Case Study: Enhancing Accessibility for Large Scale Studies
At K-Optional Software, we build custom tech solutions that researchers can apply to large scale studies. Over the years, we’ve designed and built bespoke platforms with functions such as:
- “Smart surveys” that support hundreds of question pathways.
- Data export formats that meet some niche spec.
- Offline functionality that protects Personally Identifiable Information PII.
However, our latest challenge introduced a unique constraint: accommodating subjects with visual impairments (VI)
The Challenge: Accessibility for Visual Impairment (VI)
Think of the last time you used an app. Your sight likely drove the experience: where to click, when a field is selected, what page you are on all hinge on a visual concept of the screen.
And even if you can depend on users’ sense of sight, providing a pleasant e-survey is no small task. This type of app must accept copious data points, convey the subject’s progress, and ask follow-up questions based on answers.
We sought to preserve the rich interaction of a survey without such a key interface. Speech and sound afford a means of two-way contact with a user. We can give context by talking to a user and absorb context by listening to a user. But as the old adage goes, a picture is worth a thousand words: we lose detail when we convert sight to sound.
Our Assessment: Leveraging ARIA-WAI for Accessibility
The ARIA-WAI spec empowers web apps that support a Screen Reader. Screen Readers are built-in to phones and desktops; they read aloud the text on a page and emulate a mouse cursor. We sought to leave intact these functions that VI cohorts deftly use each day.
However, ARIA-WAI apps still rely on a full keyboard, which may not be suitable for a tablet-based survey. To bridge this gap, we designed three accessibility modes:
Audio Mode
In Audio Mode, the software uses Tensorflow.js to recognize user speech without sending any data off device. For free response questions, we transcribed speech on device via WebAssembly port of Whisper, a state of the art speech recognition model.
Single Button Mode
Single Button Mode simplifies interaction by allowing users to press, hold, or “mash” a single key for answering, skipping, or accessing a menu.
Pure Screen Reader Mode
This mode ensures compatibility with traditional screen reader functionality.

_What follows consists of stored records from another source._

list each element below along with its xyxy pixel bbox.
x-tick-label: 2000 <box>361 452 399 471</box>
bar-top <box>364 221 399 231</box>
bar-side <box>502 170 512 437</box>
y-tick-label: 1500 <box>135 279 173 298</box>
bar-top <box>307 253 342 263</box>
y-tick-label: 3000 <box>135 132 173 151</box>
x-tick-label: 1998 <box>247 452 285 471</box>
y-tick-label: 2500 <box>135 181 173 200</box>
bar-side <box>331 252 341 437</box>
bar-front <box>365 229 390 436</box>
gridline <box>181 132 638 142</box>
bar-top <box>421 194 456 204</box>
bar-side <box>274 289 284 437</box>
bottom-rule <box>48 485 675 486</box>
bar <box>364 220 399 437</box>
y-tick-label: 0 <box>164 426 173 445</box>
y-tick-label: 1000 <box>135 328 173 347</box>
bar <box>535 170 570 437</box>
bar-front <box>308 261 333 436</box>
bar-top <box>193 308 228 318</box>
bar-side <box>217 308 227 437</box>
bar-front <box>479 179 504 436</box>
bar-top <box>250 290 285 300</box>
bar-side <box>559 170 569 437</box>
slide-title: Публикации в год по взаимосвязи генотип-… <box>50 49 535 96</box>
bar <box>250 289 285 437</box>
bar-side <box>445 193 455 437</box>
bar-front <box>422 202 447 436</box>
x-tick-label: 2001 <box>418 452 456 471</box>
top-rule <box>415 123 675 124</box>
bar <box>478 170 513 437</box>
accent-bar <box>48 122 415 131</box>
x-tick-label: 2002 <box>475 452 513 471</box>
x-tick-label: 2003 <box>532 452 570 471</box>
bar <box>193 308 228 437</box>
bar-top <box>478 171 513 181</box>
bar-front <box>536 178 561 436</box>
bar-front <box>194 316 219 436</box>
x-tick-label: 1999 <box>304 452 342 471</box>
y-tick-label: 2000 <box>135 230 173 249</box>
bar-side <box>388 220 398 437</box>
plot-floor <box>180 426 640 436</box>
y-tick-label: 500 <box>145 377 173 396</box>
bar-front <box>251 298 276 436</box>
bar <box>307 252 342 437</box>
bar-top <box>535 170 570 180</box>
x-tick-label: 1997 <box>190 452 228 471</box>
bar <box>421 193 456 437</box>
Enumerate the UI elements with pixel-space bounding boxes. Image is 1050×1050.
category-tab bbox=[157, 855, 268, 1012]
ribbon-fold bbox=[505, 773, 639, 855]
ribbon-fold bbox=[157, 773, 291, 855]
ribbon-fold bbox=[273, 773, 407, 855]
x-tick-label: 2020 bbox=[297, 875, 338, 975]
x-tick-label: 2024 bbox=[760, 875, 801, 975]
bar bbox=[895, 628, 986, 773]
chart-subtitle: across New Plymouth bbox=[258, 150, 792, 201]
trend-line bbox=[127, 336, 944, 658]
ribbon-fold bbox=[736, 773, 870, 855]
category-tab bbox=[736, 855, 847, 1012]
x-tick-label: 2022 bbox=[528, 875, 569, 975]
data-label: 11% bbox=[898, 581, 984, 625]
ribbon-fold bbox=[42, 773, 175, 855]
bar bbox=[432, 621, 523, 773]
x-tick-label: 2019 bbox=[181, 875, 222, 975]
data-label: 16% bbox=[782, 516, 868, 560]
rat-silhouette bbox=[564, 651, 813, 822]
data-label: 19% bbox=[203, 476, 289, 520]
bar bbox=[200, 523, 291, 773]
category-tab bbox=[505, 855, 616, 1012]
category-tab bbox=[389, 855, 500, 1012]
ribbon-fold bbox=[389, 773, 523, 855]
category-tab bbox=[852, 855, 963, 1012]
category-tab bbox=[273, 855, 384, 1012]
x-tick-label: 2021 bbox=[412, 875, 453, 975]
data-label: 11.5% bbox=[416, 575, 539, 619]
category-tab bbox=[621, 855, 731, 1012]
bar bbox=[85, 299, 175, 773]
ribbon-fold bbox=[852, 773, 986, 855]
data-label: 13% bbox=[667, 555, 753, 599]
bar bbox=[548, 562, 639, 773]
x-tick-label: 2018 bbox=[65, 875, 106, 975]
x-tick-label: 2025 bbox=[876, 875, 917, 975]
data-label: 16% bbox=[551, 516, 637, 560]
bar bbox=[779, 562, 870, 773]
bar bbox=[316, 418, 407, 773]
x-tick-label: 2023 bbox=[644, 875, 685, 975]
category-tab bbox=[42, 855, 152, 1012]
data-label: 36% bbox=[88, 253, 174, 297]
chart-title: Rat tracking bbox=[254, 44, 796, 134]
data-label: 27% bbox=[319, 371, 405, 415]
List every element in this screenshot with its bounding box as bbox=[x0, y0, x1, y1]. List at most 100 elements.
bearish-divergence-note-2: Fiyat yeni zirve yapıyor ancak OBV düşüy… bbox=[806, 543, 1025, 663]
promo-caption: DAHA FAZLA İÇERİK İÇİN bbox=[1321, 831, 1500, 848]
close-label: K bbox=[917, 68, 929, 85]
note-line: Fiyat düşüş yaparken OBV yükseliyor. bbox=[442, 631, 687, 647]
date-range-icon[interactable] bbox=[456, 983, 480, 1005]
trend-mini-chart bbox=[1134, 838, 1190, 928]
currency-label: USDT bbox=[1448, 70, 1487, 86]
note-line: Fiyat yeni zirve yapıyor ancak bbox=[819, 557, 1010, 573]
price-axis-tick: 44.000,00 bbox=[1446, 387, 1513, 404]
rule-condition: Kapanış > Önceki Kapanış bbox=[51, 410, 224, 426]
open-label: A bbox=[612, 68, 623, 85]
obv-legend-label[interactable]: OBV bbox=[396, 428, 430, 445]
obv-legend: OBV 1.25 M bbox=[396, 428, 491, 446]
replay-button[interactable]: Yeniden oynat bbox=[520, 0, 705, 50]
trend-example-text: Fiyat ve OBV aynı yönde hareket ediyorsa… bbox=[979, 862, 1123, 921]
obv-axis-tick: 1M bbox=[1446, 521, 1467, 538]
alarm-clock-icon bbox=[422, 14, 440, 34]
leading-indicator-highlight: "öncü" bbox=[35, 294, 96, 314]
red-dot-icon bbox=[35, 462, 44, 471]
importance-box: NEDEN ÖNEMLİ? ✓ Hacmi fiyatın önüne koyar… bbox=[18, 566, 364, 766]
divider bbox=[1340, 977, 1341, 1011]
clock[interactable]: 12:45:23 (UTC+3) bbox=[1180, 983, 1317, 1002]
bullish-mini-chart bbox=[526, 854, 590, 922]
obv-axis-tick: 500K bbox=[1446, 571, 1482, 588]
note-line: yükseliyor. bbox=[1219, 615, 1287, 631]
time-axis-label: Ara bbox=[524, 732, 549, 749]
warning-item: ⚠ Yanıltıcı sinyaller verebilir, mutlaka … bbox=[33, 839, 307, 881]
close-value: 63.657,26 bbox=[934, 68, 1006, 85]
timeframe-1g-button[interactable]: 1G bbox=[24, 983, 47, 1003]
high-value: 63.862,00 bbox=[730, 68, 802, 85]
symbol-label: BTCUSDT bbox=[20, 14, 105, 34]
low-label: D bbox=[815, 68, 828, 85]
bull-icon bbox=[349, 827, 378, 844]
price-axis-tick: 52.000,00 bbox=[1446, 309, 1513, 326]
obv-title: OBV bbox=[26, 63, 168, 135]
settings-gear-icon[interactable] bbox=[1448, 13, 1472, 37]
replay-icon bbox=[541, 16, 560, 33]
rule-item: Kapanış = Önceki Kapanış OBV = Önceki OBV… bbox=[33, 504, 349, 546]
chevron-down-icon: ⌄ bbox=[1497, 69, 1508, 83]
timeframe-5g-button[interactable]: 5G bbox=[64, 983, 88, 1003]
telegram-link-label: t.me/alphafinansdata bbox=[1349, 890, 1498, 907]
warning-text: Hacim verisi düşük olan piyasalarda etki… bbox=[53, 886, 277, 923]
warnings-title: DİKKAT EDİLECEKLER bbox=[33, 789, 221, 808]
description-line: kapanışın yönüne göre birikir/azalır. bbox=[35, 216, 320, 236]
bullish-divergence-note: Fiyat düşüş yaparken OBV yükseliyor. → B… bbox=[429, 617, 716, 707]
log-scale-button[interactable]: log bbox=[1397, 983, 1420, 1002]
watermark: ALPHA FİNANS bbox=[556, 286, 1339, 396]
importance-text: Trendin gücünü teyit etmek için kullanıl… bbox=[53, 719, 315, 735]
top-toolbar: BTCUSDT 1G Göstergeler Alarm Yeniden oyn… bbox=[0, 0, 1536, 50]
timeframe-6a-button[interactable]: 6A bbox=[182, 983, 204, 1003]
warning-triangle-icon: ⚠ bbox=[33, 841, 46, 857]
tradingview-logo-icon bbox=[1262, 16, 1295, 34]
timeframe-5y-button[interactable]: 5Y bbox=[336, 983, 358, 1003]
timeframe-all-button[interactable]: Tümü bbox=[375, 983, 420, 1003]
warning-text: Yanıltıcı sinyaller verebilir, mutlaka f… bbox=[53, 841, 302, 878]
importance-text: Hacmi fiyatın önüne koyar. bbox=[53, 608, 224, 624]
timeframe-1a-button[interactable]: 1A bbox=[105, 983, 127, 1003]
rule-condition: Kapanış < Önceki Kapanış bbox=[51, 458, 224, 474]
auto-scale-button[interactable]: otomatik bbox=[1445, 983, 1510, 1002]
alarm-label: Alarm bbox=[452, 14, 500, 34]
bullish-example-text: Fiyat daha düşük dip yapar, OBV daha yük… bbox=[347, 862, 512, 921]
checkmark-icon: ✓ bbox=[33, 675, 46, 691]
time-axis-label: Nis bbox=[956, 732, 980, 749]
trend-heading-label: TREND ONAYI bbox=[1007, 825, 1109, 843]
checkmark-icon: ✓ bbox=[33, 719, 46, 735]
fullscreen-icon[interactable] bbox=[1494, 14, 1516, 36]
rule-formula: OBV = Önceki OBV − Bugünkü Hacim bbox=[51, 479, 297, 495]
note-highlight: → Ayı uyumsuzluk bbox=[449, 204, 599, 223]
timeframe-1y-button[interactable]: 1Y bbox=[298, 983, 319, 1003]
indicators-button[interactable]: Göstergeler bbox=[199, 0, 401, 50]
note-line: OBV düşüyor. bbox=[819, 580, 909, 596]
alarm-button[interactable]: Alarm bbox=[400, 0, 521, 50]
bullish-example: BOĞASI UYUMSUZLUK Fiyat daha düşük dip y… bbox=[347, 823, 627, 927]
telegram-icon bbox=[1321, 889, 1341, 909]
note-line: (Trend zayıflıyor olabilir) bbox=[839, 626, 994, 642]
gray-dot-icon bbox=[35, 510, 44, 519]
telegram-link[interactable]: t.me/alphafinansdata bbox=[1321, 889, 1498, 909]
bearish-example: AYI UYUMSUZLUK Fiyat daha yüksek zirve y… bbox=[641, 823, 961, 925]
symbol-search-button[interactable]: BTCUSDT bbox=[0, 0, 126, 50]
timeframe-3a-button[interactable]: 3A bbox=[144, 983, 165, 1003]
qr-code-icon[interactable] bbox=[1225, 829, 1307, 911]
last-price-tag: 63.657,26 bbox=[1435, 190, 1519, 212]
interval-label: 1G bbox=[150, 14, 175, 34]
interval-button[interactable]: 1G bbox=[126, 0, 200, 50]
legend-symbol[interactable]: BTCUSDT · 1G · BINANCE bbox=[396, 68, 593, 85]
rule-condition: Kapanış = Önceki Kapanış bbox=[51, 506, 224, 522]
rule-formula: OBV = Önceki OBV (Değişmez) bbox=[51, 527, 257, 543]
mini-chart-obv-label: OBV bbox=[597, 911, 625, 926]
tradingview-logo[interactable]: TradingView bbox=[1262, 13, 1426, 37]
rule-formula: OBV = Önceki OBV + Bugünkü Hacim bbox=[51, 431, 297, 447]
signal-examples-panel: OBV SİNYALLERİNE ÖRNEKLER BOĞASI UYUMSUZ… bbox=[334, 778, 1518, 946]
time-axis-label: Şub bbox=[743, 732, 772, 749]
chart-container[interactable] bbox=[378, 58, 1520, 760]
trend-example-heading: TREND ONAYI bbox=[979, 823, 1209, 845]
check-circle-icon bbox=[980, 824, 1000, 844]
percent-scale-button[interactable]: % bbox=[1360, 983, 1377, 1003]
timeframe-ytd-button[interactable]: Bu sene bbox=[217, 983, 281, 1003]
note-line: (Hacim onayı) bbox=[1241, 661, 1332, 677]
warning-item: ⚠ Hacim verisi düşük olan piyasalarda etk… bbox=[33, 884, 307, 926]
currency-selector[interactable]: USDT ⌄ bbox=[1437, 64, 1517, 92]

Results and Ongoing Progress
This study is ongoing, and we don’t expect results for some time. So far we’ve tracked these benchmarks internally:
- Over 95% accuracy for spoken answers on the first attempt.
- Near-perfection in accuracy by asking users to confirm each answer.
- A modest 70% speed reduction when compared to a visual survey.
- Widespread support for a variety of devices, including phones, PCs, and Macs.
- Complete anonymity: all speech encoding occurs on device, while end-to-end encrypted results transmit to a single workstation.
As we continue this study, we anticipate further refinements and improvements in accessibility for users with visual impairments, ultimately enhancing the inclusivity of our technological solutions for large-scale research studies.